Infatti la forza di questa famiglia, «come squadra, è sempre stata quella di fare del nostro meglio per stare a galla, partendo dal morale. Non sono mancati i periodi negativi, ovviamente, quelli in cui si fa una fatica del diavolo a trovare il lato bello delle cose, perché tutto ciò che ti accade sembra ingiusto e sproporzionato, ma condividendoli abbiamo ricevuto supporto emotivo a palate da chi si era affezionato a noi in rete. Così ho deciso di restituire alla rete quello che ci aveva dato, proseguendo nel percorso di condivisione sempre con maggiore consapevolezza. Siamo stati di supporto a tante famiglie, così come altre lo sono state per noi. Per la maggior parte del tempo avrei potuto lavorare da casa, dietro al mio pc, godermi mio figlio ed essere di supporto alla mia famiglia, invece che al titolare del bar in cui lavoravo».

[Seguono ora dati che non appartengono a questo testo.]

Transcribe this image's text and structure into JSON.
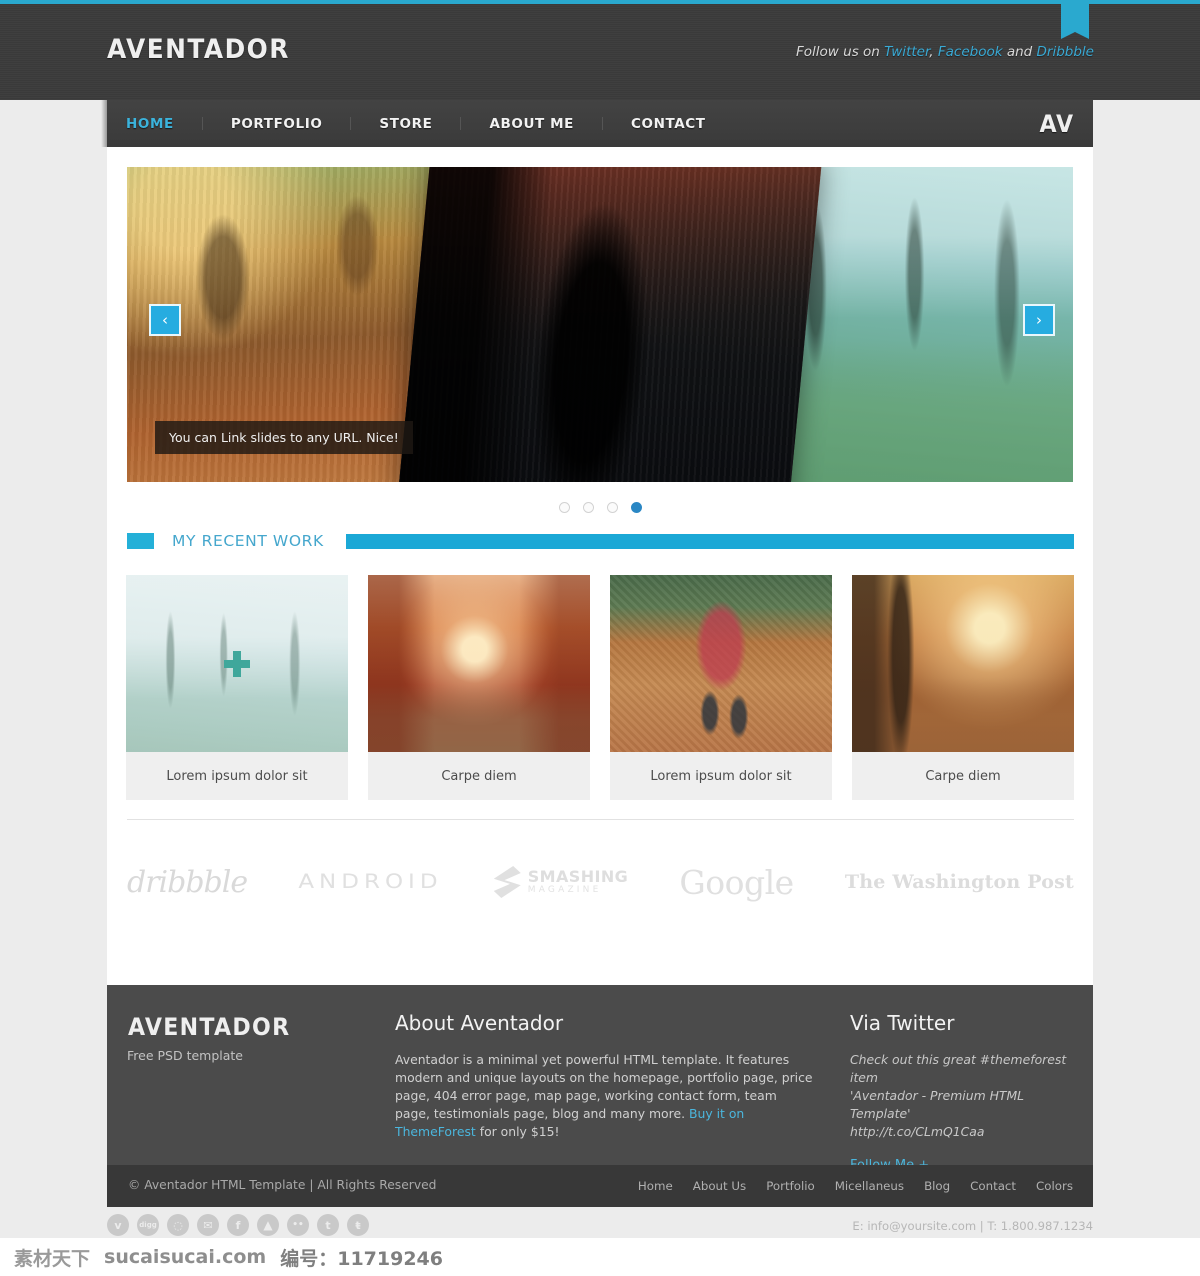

Purtroppo non mancano gli attacchi e le critiche degli haters: «Al giorno d’oggi, se riesci a mantenerti grazie ai social network, vieni buttato senza pietà nel calderone dell’odiatissima categoria degli influencer». Ma Cannadoro ha le idee chiare e la capacità di replicare. E soprattutto ha un punto fermo, sua moglie: «L’unica che ha il potere di cambiare il corso delle mie giornate con uno sguardo è lei. Ho bisogno di sapere che sta bene e che è felice di fare quello che stiamo facendo insieme. Però è diverso da quello che provavo da ragazzo, quando elemosinavo certezze. I suoi input sono le indicazioni. Perché se è felice lei, lo sono io. Non mi serve molto altro. Purtroppo molti, al giorno d’oggi, vivono la famiglia come una gara interna tra moglie e marito, ma non lo è. Non è proprio una gara, a dirla tutta, nemmeno con le altre famiglie. È una cosa personale, intima, un vestito che, se vuoi, puoi indossare per il resto della tua vita e, quindi, dev’essere fatto su misura. Ma non su misura di uno dei componenti. È più come se due biciclette si unissero a formare un tandem ed è su quello che andrebbero prese le misure e fatto il vestito. Ogni vestito avrà colori e misure diverse da quello degli altri. A ognuno il proprio equilibrio, ingiudicabile dall’esterno, basato sulle peculiarità dei singoli componenti della famiglia. Nessun ruolo predefinito. Nessuna distinzione tra cose da uomo e cose da donna, perché, tolta la gravidanza, tutti possono potenzialmente fare tutto. Non ci sono cose da mamma o cose da papà».

Non a caso il libro si conclude con il capitolo “Lettera a mia moglie”, da cui sono tratte le righe iniziale di questo articolo. Inizia così: «Ti avevo detto che non l’avrei scritta, ma mi piace sorprenderti». E conclude: «Da quando siamo caregiver portiamo un peso che ci fornisce da sé la spinta per portarlo. Noi siamo l’auto e Tommi il motore. E a queste condizioni, chi li ferma due come noi? Anzi, due come noi tre».